Subcutaneous delivery. During SC administration, a needle is inserted through the epidermal and dermal layers of the skin and into the fatty subcutaneous tissue. Following injection, the drug reaches the bloodstream via the capillaries or the lymphatic system, depending on the molecular size of the therapeutic (2, 3, 9). Large proteins are typically not suited for oral administration, as such drugs would be degraded in the digestive tract and poorly absorbed. Most proteins require SC administration. Large-molecule drugs typically reach the bloodstream through the lymphatic vessels as they move very slowly from the tissues into the capillaries.

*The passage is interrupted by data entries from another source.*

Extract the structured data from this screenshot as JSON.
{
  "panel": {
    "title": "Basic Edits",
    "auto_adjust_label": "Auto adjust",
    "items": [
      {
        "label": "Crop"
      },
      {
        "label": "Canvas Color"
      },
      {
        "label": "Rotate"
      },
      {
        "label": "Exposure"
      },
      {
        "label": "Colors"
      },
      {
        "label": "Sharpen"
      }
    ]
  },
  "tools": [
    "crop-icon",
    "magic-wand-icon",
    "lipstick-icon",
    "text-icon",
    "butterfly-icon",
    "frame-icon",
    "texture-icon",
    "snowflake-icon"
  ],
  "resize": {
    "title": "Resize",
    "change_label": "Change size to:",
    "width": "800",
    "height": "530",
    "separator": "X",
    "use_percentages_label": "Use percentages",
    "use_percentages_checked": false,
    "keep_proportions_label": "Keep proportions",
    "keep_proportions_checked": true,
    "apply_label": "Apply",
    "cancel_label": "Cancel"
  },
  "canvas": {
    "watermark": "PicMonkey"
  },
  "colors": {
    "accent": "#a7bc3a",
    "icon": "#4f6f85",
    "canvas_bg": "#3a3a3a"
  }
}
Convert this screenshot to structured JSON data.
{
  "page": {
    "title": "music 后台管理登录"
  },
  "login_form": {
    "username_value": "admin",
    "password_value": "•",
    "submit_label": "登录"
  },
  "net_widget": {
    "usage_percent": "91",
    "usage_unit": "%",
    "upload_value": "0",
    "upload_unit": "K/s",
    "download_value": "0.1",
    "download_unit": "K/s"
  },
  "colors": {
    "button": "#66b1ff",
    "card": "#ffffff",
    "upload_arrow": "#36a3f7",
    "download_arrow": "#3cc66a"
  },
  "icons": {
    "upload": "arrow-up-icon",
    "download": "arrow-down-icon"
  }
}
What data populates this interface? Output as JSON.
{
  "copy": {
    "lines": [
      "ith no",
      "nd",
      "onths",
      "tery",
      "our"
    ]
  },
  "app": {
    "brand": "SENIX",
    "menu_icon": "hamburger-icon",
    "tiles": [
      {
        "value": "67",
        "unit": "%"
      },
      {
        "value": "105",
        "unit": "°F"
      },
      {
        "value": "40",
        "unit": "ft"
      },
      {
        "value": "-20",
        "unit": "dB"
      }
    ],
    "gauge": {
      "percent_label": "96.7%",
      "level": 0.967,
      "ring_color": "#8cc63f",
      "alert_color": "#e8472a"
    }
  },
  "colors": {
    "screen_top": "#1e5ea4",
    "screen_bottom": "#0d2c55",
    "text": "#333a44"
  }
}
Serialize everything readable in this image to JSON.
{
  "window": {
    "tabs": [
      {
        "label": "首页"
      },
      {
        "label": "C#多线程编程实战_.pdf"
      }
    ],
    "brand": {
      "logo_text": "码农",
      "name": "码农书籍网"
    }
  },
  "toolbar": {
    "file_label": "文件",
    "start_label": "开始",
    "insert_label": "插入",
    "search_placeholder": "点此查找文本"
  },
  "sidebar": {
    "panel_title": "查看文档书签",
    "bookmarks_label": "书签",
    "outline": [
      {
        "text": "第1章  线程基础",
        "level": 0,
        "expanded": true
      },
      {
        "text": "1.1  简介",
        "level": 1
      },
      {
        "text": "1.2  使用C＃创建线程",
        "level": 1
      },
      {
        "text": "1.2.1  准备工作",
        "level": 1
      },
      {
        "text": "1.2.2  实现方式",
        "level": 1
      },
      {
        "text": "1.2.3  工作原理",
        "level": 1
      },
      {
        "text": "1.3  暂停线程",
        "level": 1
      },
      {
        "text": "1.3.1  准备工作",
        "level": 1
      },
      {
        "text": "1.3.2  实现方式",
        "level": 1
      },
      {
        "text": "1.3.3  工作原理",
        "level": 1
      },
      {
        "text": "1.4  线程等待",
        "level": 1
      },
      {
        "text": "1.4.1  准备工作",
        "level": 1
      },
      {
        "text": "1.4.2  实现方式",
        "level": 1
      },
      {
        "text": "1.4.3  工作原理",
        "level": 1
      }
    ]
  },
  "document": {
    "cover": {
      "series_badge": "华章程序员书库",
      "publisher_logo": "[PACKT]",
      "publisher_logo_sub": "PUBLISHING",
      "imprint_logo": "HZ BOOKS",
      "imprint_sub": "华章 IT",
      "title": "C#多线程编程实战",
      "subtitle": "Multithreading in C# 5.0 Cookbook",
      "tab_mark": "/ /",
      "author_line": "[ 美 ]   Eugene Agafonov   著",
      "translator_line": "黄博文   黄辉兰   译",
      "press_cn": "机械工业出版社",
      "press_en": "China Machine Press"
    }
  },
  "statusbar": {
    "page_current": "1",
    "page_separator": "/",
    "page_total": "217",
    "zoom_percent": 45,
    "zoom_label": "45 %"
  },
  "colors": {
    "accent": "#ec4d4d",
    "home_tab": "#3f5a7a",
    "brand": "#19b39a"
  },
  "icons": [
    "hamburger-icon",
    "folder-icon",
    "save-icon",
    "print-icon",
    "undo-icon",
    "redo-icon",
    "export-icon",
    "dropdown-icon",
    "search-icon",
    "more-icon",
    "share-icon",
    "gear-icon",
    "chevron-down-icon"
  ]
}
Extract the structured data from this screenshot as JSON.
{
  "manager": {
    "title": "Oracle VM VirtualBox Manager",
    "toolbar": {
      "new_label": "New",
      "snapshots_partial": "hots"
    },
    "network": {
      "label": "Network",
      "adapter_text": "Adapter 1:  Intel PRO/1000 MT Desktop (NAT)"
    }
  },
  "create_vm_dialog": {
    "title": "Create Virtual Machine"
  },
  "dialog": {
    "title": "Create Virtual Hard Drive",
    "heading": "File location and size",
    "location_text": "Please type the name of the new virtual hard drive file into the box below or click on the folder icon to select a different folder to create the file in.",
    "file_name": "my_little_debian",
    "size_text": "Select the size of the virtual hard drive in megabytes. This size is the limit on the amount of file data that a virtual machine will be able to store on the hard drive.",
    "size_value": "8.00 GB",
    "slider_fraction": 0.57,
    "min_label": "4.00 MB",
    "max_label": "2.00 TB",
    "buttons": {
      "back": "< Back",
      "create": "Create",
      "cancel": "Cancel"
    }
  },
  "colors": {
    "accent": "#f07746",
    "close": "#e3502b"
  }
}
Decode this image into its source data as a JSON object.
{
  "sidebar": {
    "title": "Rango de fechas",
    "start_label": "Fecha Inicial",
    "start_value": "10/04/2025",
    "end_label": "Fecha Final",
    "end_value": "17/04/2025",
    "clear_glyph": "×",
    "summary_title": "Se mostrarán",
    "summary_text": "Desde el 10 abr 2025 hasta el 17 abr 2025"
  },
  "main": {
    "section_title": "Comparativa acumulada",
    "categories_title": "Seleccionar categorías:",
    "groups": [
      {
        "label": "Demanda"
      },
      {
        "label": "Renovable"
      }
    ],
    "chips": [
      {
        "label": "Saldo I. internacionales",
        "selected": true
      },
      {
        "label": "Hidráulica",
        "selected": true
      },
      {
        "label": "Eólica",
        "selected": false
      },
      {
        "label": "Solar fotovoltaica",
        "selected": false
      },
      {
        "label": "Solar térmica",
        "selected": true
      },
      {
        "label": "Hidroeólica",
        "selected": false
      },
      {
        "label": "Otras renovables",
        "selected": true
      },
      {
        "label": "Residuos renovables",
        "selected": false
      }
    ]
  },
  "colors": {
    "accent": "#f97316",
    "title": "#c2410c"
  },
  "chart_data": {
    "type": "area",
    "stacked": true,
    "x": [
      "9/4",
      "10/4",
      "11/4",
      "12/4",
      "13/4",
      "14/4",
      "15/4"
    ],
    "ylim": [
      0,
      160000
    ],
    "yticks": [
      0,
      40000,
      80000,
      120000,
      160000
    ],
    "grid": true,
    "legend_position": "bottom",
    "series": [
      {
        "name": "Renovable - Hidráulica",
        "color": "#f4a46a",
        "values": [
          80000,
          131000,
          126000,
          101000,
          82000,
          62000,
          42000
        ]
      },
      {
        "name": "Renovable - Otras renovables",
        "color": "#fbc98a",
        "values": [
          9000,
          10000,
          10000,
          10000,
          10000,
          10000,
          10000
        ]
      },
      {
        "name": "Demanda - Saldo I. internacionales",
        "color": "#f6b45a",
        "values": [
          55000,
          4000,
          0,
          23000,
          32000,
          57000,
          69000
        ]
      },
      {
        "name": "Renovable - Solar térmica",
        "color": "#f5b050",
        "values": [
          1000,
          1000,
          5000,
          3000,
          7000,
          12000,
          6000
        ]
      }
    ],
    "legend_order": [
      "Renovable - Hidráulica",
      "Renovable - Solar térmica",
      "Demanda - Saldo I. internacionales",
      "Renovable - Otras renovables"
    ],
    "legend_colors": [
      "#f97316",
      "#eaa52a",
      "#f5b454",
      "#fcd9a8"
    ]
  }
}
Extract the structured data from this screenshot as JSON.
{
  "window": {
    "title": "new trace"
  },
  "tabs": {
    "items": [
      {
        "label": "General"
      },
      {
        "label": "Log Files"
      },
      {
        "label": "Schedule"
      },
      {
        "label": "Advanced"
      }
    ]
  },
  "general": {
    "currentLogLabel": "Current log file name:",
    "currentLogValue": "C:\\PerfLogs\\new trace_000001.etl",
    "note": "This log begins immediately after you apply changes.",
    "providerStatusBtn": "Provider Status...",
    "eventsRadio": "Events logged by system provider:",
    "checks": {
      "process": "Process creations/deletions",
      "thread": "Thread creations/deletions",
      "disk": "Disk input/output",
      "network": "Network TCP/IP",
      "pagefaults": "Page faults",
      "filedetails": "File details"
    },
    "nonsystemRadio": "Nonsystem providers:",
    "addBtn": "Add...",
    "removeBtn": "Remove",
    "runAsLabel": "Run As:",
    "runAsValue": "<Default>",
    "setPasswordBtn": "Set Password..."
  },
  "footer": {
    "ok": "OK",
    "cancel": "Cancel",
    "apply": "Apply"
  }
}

SC injections have several immediate advantages over other injection types. In contrast to the skilled personnel required for the administration of IV and IM injections, SC injections can be administered by the patient (2, 3). A small needle is required (length of ⅜–⅝ in.), and the injections are not generally painful and carry a reduced risk of infection and other complications. If an infectious agent is injected subcutaneously, it is generally limited to a local infection rather than a systemic infection. For patients requiring multiple doses, SC injections offer a broader range of alternative sites (3). The resultant drug absorption is also slower than IV and may avoid the risks of bolus administration.